Mumbai : Indian banks on Thursday urged the central bank to keep interest rates stable at its policy review later this month, saying any increase could further dent sluggish demand for loans.

The Reserve Bank of India (RBI) is widely expected to raise the cash reserve ratio (CRR), the level of cash banks must keep with the central bank, when it finalises policy on January 29.

Recent strong data has raised expectations that policy rates might also be raised, with December inflation at a one-year high of 7.31 per cent.

"We told the RBI that this is not the right time to hike rates and indicate increase in lending rates," the chairman of a state-run bank said, after a meeting with central bank officials ahead of the policy review.

Loan growth in India fell below 10 per cent in November despite a reduction of 300-350 basis points in lending rates since the start of 2009. Companies have been raising funds at cheaper rates from overseas.

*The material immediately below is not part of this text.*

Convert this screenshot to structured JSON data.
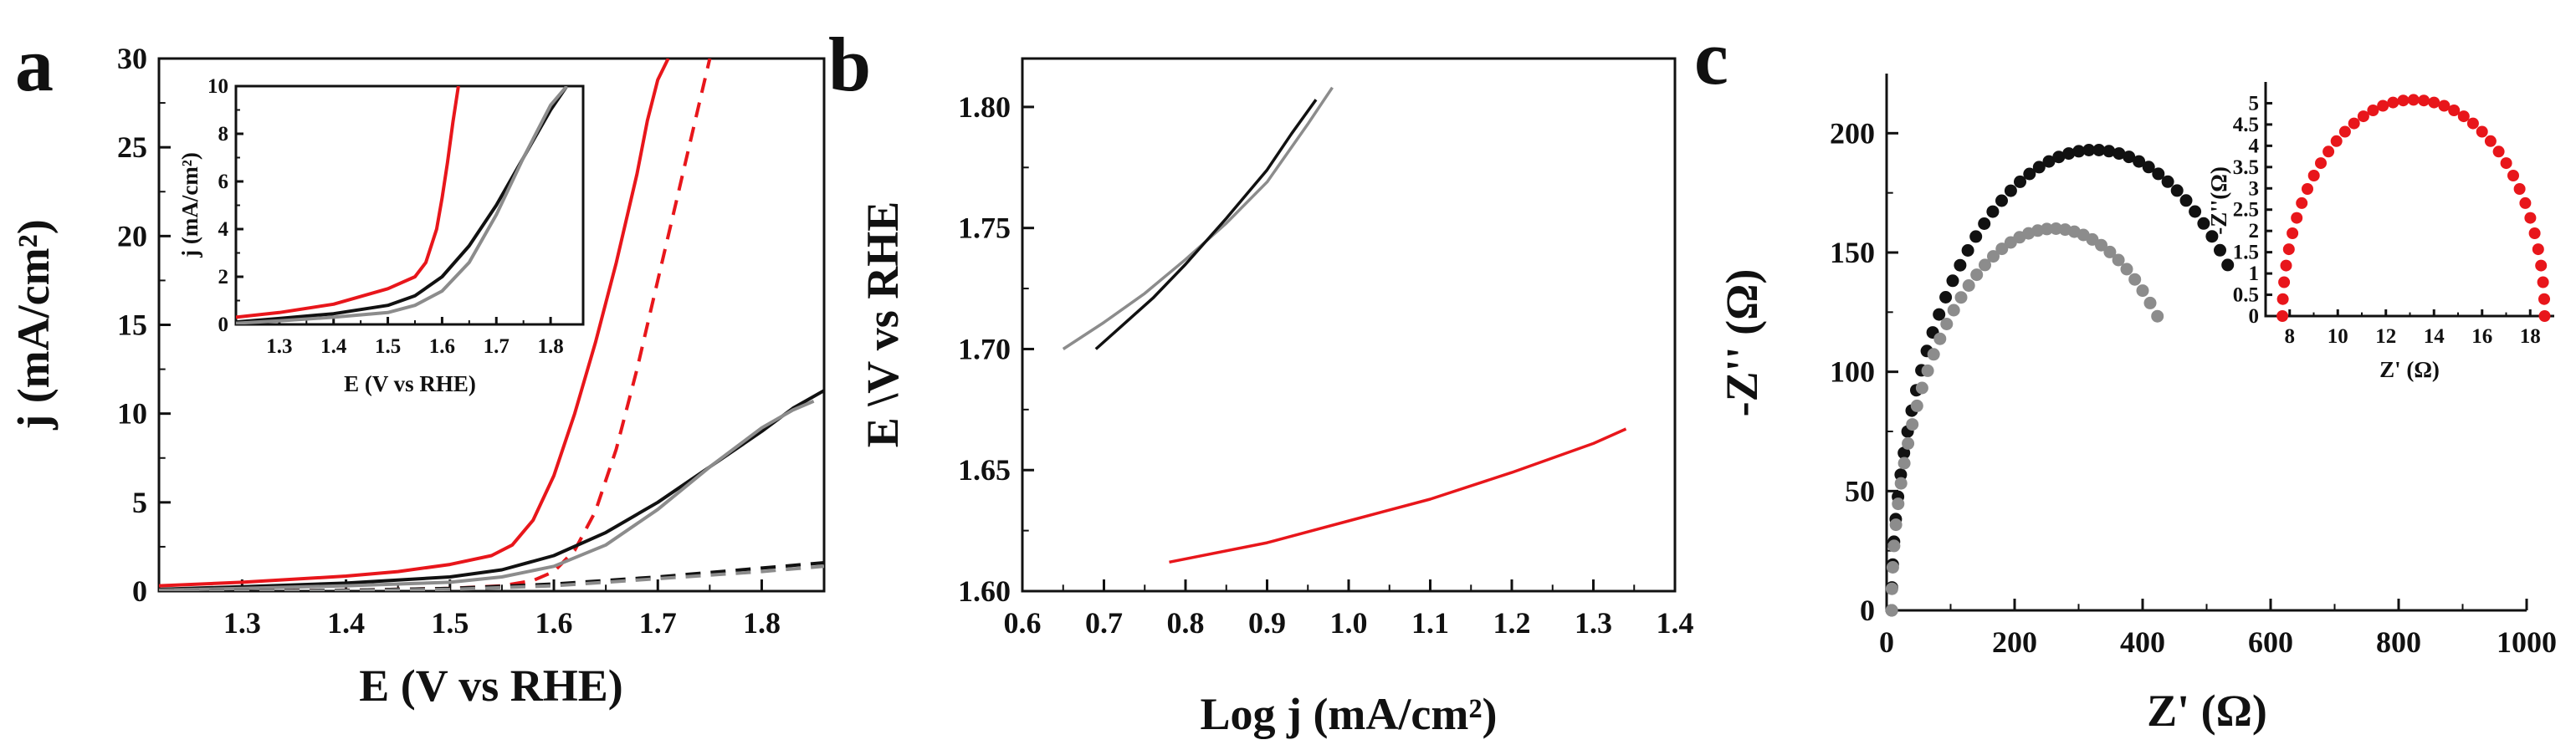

Bankers said a pick-up in annual loan growth to 13.7 per cent on January 1 was unlikely to be sustained as the rise was caused by bunching of disbursements ahead of the December quarter end.

"Liquidity will be in abundance up to March as credit pick up is not happening," said M.V. Nair, head of the Indian Banks Association that represents all commercial banks in the country. Banks have been parking excess funds of around Rs800 billion (Dh64 billion) in the central bank's daily reverse repo auctions.